1757-07-18, de Voltaire [François Marie Arouet] à Philippe Antoine de Claris, marquis de Florian.

Ma chère nièce, mille amitiés à vous et aux vôtres.
Que faites vous à présent? Il y a un an que vous étiez bien malade à mes Délices, mais il paraît aujourd'hui que vous vous passez à merveille du docteur. Etes vous à Paris? êtes vous à la campagne? allez vous à Ornoi? vous amusez vous avec le philosophe du grand conseil? votre fils n'a-t-il pas déjà six pieds de haut? Mettez moi au fait, je vous en prie, de votre petit royaume. Quant à celui de France, il me paraît qu'il fait grand’ chère et beau feu. Il jette l'argent par les fenêtres; il emprunte à droite et à gauche, à sept, à huit pour cent; il arme sur terre et sur mer: tant de magnificence rend nos normands de Genève circonspects; ils ne veulent pas prêter à de si grands seigneurs; et ils disent que le dernier emprunt de quarante millions n'étrenne pas.

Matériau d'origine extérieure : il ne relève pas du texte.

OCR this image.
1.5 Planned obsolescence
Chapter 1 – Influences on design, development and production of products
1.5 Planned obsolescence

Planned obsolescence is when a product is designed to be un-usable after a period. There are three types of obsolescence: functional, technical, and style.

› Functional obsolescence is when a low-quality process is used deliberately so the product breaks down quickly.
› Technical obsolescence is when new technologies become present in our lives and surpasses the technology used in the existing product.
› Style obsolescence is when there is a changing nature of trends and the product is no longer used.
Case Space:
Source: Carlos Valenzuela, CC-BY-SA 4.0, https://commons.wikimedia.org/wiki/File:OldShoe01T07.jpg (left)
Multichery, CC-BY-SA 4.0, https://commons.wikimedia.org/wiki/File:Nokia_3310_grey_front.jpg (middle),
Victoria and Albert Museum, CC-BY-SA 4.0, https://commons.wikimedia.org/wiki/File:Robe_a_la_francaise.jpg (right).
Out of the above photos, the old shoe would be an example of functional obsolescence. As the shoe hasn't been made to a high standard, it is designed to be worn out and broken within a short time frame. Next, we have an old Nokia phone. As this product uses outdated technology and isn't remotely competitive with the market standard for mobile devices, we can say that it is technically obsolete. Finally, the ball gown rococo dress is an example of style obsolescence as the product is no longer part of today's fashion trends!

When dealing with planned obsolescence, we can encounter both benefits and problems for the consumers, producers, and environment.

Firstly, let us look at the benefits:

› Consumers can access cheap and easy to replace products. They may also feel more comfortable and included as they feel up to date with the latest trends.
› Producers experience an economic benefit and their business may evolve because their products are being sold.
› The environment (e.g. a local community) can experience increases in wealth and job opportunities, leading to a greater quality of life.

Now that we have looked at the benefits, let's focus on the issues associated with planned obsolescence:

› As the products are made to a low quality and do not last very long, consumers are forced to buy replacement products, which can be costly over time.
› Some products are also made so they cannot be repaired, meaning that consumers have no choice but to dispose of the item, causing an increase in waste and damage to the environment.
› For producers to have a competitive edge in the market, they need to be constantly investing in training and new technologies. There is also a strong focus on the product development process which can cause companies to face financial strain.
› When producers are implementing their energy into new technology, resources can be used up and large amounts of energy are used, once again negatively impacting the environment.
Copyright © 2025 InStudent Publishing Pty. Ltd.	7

Pour vous monsieur le grand écuyer de Cirus, je crois que vous avez montré la curiosité, la rareté de la tactique assyrienne et persane à un moderne qui se moque quelquefois du temps présent et du temps passé. Je m'imagine qu'à présent on croit n'avoir pas besoin de machines pour achever la ruine de Luc. Mais quand j'écrivis au héros de Mahon qu'il fallait qu'il vît notre char d'Assirie, on avait alors besoin de tout. Les choses ont changé du 6 juin au 18; et on croit tout gagné parce qu'on a repoussé Luc à la septième attaque. Les choses peuvent encore éprouver un nouveau changement dans huit jours, et alors le char paraîtra nécessaire. Mais jamais aucun général n'osera s'en servir de peur du ridicule en cas de mauvais succès. Il faudrait un homme absolu qui ne craignît point les ridicules, qui fût un peu machiniste, et qui aimât l'histoire ancienne. Mandez moi, je vous prie, quelque chose de l'histoire moderne de vos amusements. Je vous embrasse tous de tout mon cœur. Valete.